One morning during our backpack in the wooded wilderness of the Big Snowy Mountains near Lewistown, MT I woke up to a pink morning sky and the remnants of the night prior’s full moon on the banks of Swimming Woman Creek. I walked into the woods to have a moment alone, pulled some rock-licking hippy crap and hugged a tree for a few minutes—it looked like it needed it, and I felt it asking for one.
Later that morning we sat in a circle around the campsite’s fire pit and started class for the day which was focused on discussing biophilia: human’s love and desire to be connected with the natural world. We discussed the way in which biophilia is manifested and the perceived gradual disappearance thereof in the modern cosmopolitan world while each of us outlined the way in which we developed a love for nature. Many pointed to the central role that the open and wooded landscapes they grew up played in the creation of their relationship with nature, asserting that access to green space is of paramount importance. My biophilia, however, was not born of access to green space or awe at natural landscapes; it was born within the concrete walls of New York City.
Growing up, I spent weekend afternoons sitting outside of my Dad’s restaurant, a little café called The Crooked Tree Creperie. It sat in the middle of Manhattan’s East Village on the bottom of St. Marks Place and was marked by a tall crooked tree in the middle of the block. I spent each day with a motley crew of locals and passersby as my dad kept an eye on me through the window. As the hours of the day came and went along with the short conversations, the crooked tree was a constant. Every so often, I would glance at it, noticing its bark, its leaves and the way it moved with the wind. It provided as a reminder of nature and its beauty in a life consumed with people and their creations, it provided a comfort of familiarity.
I watched that crooked tree transform throughout the seasons and years. In the early spring, as the snow on the sidewalk melted it grew little green and brown bulbs that turned into pink as the temperature rose and the weeks passed. The cornucopia of bulbs eventually popped into florescent big green leaves in the summer that turned into the yellow and red leaves that scattered the sidewalk in front of the Café in the fall. As winter came, the tree’s branches rid their leaves and became bare—holding the snow up off of the sidewalk. I don’t know what type of tree it is, nor do I care, it’s just a crooked one that has become important to me, a piece of nature I felt personally connected to.

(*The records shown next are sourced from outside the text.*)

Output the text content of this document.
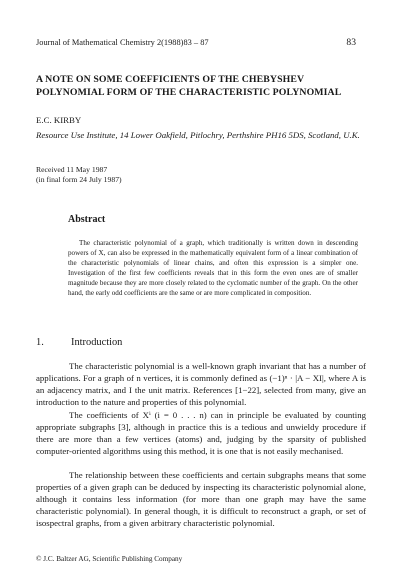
Journal of Mathematical Chemistry 2(1988)83 – 87	83
A NOTE ON SOME COEFFICIENTS OF THE CHEBYSHEV POLYNOMIAL FORM OF THE CHARACTERISTIC POLYNOMIAL
E.C. KIRBY
Resource Use Institute, 14 Lower Oakfield, Pitlochry, Perthshire PH16 5DS, Scotland, U.K.
Received 11 May 1987
(in final form 24 July 1987)
Abstract
The characteristic polynomial of a graph, which traditionally is written down in descending powers of X, can also be expressed in the mathematically equivalent form of a linear combination of the characteristic polynomials of linear chains, and often this expression is a simpler one. Investigation of the first few coefficients reveals that in this form the even ones are of smaller magnitude because they are more closely related to the cyclomatic number of the graph. On the other hand, the early odd coefficients are the same or are more complicated in composition.
1.	Introduction
The characteristic polynomial is a well-known graph invariant that has a number of applications. For a graph of n vertices, it is commonly defined as (−1)ⁿ · |A − XI|, where A is an adjacency matrix, and I the unit matrix. References [1−22], selected from many, give an introduction to the nature and properties of this polynomial.
The coefficients of Xⁱ (i = 0 . . . n) can in principle be evaluated by counting appropriate subgraphs [3], although in practice this is a tedious and unwieldy procedure if there are more than a few vertices (atoms) and, judging by the sparsity of published computer-oriented algorithms using this method, it is one that is not easily mechanised.
The relationship between these coefficients and certain subgraphs means that some properties of a given graph can be deduced by inspecting its characteristic polynomial alone, although it contains less information (for more than one graph may have the same characteristic polynomial). In general though, it is difficult to reconstruct a graph, or set of isospectral graphs, from a given arbitrary characteristic polynomial.
© J.C. Baltzer AG, Scientific Publishing Company
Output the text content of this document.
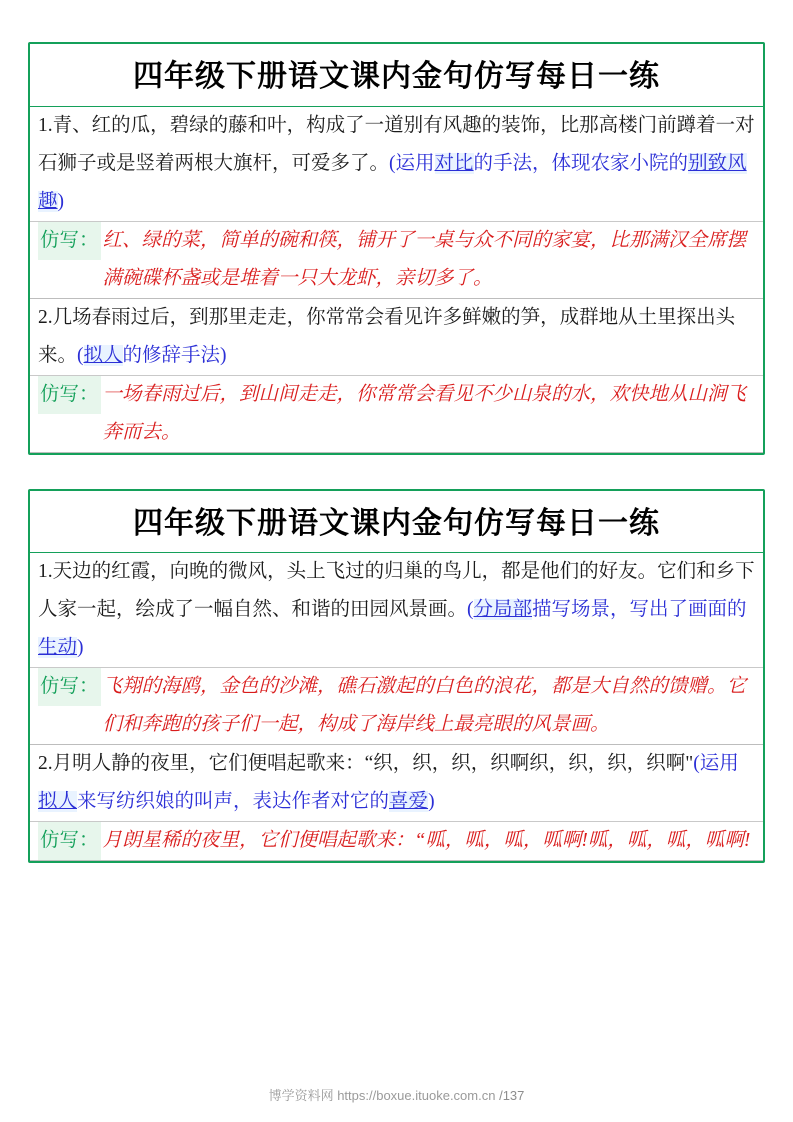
四年级下册语文课内金句仿写每日一练
1.青、红的瓜，碧绿的藤和叶，构成了一道别有风趣的装饰，比那高楼门前蹲着一对石狮子或是竖着两根大旗杆，可爱多了。(运用对比的手法，体现农家小院的别致风趣)
仿写： 红、绿的菜，简单的碗和筷，铺开了一桌与众不同的家宴，比那满汉全席摆满碗碟杯盏或是堆着一只大龙虾，亲切多了。
2.几场春雨过后，到那里走走，你常常会看见许多鲜嫩的笋，成群地从土里探出头来。(拟人的修辞手法)
仿写： 一场春雨过后，到山间走走，你常常会看见不少山泉的水，欢快地从山涧飞奔而去。
四年级下册语文课内金句仿写每日一练
1.天边的红霞，向晚的微风，头上飞过的归巢的鸟儿，都是他们的好友。它们和乡下人家一起，绘成了一幅自然、和谐的田园风景画。(分局部描写场景，写出了画面的生动)
仿写： 飞翔的海鸥，金色的沙滩，礁石激起的白色的浪花，都是大自然的馈赠。它们和奔跑的孩子们一起，构成了海岸线上最亮眼的风景画。
2.月明人静的夜里，它们便唱起歌来：“织，织，织，织啊织，织，织，织啊"(运用拟人来写纺织娘的叫声，表达作者对它的喜爱)
仿写： 月朗星稀的夜里，它们便唱起歌来：“呱，呱，呱，呱啊!呱，呱，呱，呱啊!
博学资料网 https://boxue.ituoke.com.cn /137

Since my tree-watching days, I have developed a true love and respect for nature using my crooked tree as a proxy for that. My tree allowed me to think of natural beings as important entities to which I could develop a personal relationship. Biophilia is not an inaccessible privilege of those living in our world’s more natural environments; it is a universally accessible privilege. The development of a relationship with a single natural being brings forth the idea that natural things are worth loving, a sentiment that spreads outwards and breeds love for the natural world as a whole. So it is to say, to develop a biophilic mindset, you don’t need much more than a single blade of grass and some time.